When you think art, you immediately think non-profit; they go hand in hand.
But that isn't actually necessarily that beneficial for artists.
(chuckling) - Can Can really strives to be an economic engine for the arts in that we have, you know, in almost all of our projects that happen here, we try to hire an artist to do that.
And so of course in the creation of this space, that's what really took it out of the park.
- I know how important artists and what they create means to the fabric of a neighbor, and the vitality of neighborhoods and cities.
So...
Being able to foster that environment and that community is really cool.
- You know, there's like one reason mini golf is fun.
Because you can have the sculpture sit there and people can look at it.
But if they have to put around it or play in it, all of a sudden it's way more dynamic and way more interesting.
It allows the artist to have a way more intimate relationship with their patrons, their viewers.
We have a lot of these artists that made this.
And for the first several months of being open, they'd just come after their normal day job or whatever, and just grab a beer and park it on the, they can just watch people play their hole.

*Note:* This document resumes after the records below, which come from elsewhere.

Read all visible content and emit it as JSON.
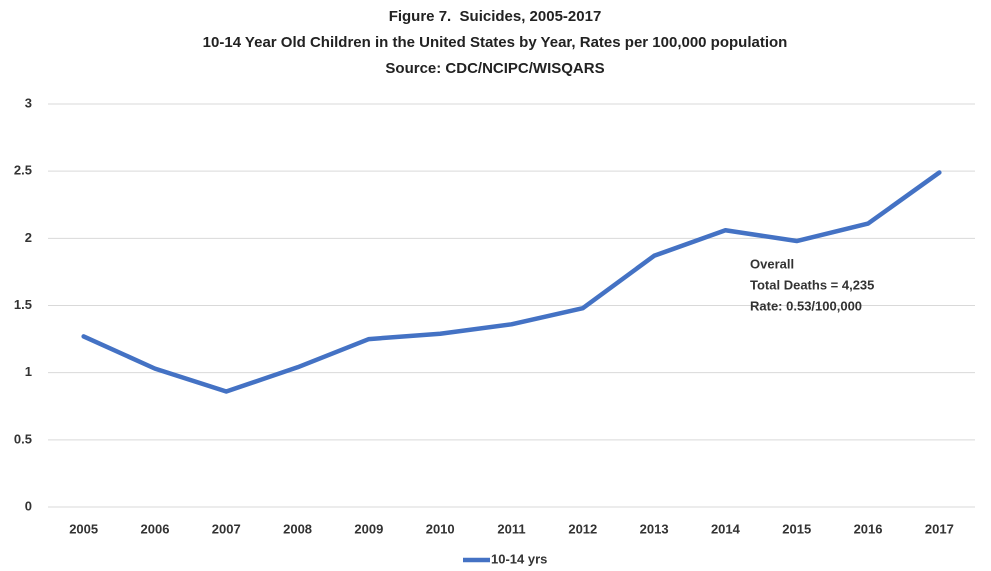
{
  "chart_data": {
    "type": "line",
    "title": "Figure 7.  Suicides, 2005-2017",
    "subtitle": "10-14 Year Old Children in the United States by Year, Rates per 100,000 population",
    "source": "Source: CDC/NCIPC/WISQARS",
    "categories": [
      "2005",
      "2006",
      "2007",
      "2008",
      "2009",
      "2010",
      "2011",
      "2012",
      "2013",
      "2014",
      "2015",
      "2016",
      "2017"
    ],
    "series": [
      {
        "name": "10-14 yrs",
        "color": "#4472c4",
        "values": [
          1.27,
          1.03,
          0.86,
          1.04,
          1.25,
          1.29,
          1.36,
          1.48,
          1.87,
          2.06,
          1.98,
          2.11,
          2.49
        ]
      }
    ],
    "ylim": [
      0,
      3
    ],
    "yticks": [
      0,
      0.5,
      1,
      1.5,
      2,
      2.5,
      3
    ],
    "grid": true,
    "legend": "bottom",
    "annotation": [
      "Overall",
      "Total Deaths = 4,235",
      "Rate: 0.53/100,000"
    ]
  }
}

And it's so rewarding to watch someone get a hole in one on your hole, and scream, and yell, and go "Ah!"
I always argue with artists it's like you could sell one painting for $10,000, or you could sell a thing a thousand times, $10, still make your money.
You're just doing it for a different audience, and you're sharing your art with a wider group of people.
So to be more inclusive is a beautiful thing, and it's a much-needed thing right now.
You know, don't put beauty in a corner.